Politicization of the US Military over the Last 4 DecadesBreaking News
tags: military history, Pentagon
Kori Schake leads the foreign and defense policy team at the American Enterprise Institute. She is the author of Safe Passage: The Transition from British to American Hegemony.
American respect for its military is plummeting. It has dropped by 30 points in the past five years in surveys conducted by the Reagan Foundation. In their recently released poll, less than half of respondents have a great deal of trust and confidence in America’s military. Unless both civilian and military leaders take corrective actions to repair the breach, this will impede recruiting, diminish unit cohesion, and damage the bond between the military and the public it serves.
As concerning as the drop itself is the reason. 62 percent of respondents said they were losing trust and confidence because the military leadership is becoming overly politicized. Nor is the attitude partisan: 60 percent of Democrats gave that answer, as did 60 percent of Independents and 65 percent of Republicans. Only 35 percent of respondents expressed confidence in the military’s ability to act in a professional and nonpolitical manner.
If America wants to retain a military that recruits from all parts of the citizenry and brings them together into an effective fighting force, it should both correct that public perception and better insulate the military from being a pawn in partisan political disputes. This will require more discipline from military leaders and greater recognition by politicians of the damage they are doing to our national security by castigating the professionalism and non-partisan commitment of America’s soldiers, sailors, airmen, marines, and their leaders. Military leaders should stick to the core functions of the profession and master saying “that’s a more appropriate question for the secretary of defense.” Politicians should stop hiding behind uniforms when enacting unpopular policies, and expend their efforts on passing relevant legislation in areas urgently in need of attention.
The Path to Polarization
The Reagan Foundation’s findings are at strong variance with how the military views itself. America’s military believes it is a paragon of non-partisan professionalism, and works hard to inculcate that attitude through professional military education. Military leaders worry about veteran political activism reflecting on the active-duty force. But they don’t believe public concerns about politicization of the military are affecting the force. Gen. David Berger, the commandant of the Marine Corps, said recently that “I don’t see and hear a conversation or an impact of woke-ism in the rank and file, at all.” The Army’s head of recruiting believes the concerns are having no effect on Americans’ willingness to serve.
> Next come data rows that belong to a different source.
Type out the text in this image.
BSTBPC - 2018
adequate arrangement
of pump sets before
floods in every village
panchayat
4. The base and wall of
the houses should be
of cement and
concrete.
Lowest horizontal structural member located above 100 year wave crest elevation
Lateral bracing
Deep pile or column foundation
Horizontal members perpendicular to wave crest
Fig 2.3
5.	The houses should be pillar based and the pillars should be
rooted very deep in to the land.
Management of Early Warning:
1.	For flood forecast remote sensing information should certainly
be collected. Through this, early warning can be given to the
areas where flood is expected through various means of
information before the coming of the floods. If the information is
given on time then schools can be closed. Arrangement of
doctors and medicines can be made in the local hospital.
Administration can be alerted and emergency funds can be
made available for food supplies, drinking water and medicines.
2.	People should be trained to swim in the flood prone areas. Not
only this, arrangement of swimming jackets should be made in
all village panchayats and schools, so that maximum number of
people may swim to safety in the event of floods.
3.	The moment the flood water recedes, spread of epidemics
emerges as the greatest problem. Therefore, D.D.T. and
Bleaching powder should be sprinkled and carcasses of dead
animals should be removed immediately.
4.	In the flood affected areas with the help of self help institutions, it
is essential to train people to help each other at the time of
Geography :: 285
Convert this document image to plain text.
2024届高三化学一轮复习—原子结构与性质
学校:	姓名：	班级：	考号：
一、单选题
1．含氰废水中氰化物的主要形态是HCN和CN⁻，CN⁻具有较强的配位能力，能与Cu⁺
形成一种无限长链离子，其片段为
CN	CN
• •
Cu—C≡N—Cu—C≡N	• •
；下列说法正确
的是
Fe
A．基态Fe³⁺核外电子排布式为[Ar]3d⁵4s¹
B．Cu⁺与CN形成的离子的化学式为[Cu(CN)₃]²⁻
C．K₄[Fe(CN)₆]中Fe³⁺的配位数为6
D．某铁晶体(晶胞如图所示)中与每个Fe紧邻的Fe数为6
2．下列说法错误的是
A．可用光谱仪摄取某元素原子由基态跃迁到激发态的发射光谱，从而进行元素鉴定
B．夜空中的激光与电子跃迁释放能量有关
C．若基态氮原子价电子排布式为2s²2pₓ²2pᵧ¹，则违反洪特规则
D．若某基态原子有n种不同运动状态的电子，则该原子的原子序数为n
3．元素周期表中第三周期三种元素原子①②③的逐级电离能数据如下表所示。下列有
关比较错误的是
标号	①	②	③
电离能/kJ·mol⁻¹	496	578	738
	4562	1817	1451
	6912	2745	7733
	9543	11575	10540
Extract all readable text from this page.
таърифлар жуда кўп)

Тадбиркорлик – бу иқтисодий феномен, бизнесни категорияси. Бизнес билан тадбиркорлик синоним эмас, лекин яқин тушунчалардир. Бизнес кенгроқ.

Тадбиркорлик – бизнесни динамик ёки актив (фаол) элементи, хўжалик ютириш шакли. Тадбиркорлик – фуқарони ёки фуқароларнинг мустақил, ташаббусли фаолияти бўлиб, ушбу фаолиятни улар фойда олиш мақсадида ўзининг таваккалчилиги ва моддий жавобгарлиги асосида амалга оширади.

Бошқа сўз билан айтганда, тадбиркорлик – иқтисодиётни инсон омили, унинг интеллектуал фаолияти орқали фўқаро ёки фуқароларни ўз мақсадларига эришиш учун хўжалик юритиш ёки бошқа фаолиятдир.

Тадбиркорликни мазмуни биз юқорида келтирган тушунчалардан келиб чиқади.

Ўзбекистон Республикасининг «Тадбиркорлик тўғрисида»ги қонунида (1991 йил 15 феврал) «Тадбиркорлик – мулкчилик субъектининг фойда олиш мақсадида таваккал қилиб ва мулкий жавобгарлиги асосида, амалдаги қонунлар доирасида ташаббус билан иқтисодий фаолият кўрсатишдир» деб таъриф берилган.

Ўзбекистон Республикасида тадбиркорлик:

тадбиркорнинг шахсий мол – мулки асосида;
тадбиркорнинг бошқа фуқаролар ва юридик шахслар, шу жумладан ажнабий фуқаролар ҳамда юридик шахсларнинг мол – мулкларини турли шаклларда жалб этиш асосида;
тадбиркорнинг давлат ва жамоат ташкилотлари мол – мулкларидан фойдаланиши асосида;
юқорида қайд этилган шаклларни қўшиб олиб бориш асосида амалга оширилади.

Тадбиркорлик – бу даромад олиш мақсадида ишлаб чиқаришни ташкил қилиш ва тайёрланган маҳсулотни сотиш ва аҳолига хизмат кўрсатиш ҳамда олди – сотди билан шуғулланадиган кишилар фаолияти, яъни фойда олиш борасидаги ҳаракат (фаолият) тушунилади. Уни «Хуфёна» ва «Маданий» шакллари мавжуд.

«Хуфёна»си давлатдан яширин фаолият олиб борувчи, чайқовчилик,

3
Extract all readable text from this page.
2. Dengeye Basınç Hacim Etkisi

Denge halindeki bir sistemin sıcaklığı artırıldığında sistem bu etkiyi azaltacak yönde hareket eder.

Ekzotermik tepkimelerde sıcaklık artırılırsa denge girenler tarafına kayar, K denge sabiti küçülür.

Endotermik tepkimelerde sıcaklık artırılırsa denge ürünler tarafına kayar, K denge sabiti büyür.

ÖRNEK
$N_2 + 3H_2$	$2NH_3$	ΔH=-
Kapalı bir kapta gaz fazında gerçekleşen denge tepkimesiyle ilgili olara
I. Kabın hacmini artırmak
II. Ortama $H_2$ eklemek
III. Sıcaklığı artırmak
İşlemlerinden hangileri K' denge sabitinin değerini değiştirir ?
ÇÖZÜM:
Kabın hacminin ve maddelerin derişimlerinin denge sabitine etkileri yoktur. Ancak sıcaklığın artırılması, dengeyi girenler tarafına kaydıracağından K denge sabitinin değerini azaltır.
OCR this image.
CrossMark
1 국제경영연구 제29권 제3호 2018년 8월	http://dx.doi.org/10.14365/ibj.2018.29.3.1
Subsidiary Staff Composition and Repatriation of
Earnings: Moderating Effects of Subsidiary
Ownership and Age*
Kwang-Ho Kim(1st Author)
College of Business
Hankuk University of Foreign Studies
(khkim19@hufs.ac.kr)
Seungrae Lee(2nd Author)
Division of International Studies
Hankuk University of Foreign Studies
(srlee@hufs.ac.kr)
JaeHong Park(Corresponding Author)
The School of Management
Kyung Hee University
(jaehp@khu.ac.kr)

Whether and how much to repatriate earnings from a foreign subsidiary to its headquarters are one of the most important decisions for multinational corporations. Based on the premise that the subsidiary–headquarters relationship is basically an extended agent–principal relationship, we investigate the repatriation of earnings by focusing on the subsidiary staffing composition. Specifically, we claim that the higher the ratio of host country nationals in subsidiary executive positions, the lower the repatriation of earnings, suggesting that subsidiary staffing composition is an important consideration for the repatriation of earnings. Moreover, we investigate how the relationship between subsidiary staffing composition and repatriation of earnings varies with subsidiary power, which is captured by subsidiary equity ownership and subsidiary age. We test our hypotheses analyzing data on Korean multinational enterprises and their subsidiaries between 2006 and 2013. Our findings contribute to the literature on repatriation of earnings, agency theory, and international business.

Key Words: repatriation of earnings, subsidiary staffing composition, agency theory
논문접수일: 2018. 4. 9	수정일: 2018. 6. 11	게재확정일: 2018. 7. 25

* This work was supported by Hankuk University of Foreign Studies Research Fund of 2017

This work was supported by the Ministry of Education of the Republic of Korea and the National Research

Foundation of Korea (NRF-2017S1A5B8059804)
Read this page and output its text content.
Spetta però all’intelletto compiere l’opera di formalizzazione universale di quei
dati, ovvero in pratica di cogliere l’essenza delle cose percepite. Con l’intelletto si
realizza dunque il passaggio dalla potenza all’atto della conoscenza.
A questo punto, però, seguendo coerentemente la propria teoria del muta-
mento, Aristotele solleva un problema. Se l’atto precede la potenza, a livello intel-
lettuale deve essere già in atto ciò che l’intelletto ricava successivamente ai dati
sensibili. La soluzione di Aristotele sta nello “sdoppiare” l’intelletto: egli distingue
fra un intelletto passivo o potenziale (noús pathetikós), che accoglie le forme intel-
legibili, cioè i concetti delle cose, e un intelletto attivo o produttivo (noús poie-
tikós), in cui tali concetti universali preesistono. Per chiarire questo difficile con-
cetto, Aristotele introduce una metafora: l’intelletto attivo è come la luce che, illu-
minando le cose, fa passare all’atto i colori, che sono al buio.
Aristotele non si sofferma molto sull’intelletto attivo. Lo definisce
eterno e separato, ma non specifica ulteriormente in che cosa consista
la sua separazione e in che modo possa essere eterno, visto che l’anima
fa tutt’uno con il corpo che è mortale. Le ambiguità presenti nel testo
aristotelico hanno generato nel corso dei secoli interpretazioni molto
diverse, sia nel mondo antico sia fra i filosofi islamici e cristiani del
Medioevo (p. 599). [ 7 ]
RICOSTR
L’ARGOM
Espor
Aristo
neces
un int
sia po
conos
But there have been a number of developments over the past several decades that have contributed to the perception of the military’s politicization. Veterans’ endorsement of presidential candidates has been an escalating arms race since retired Marine Commandant Paul X. Kelly endorsed Ronald Reagan in 1980. Presidential campaigns now routinely roll out lists of hundreds of retired flag officers and include uniformed military in campaign ads. The Bush administration left it to the military to persuade Congress to support the Iraq surge. In 2016, retired Gen. John Allen spoke at the Democratic National Convention to endorse the Democratic candidate while, in a more egregious move, retired Maj. Gen. Michael Flynn led chants of “lock her up” at the Republican National Convention.
Furthermore, Presidents Barack Obama and Donald Trump both nominated record numbers of high-ranking veterans into senior civilian appointments. Like his predecessor, President Joe Biden nominated a recently retired veteran to be secretary of defense. More recently, Biden placed uniformed marines beside him as he gave a highly political speech about the threat to democracy in the country. All of these actions are shaping public perceptions of the military as a partisan political force.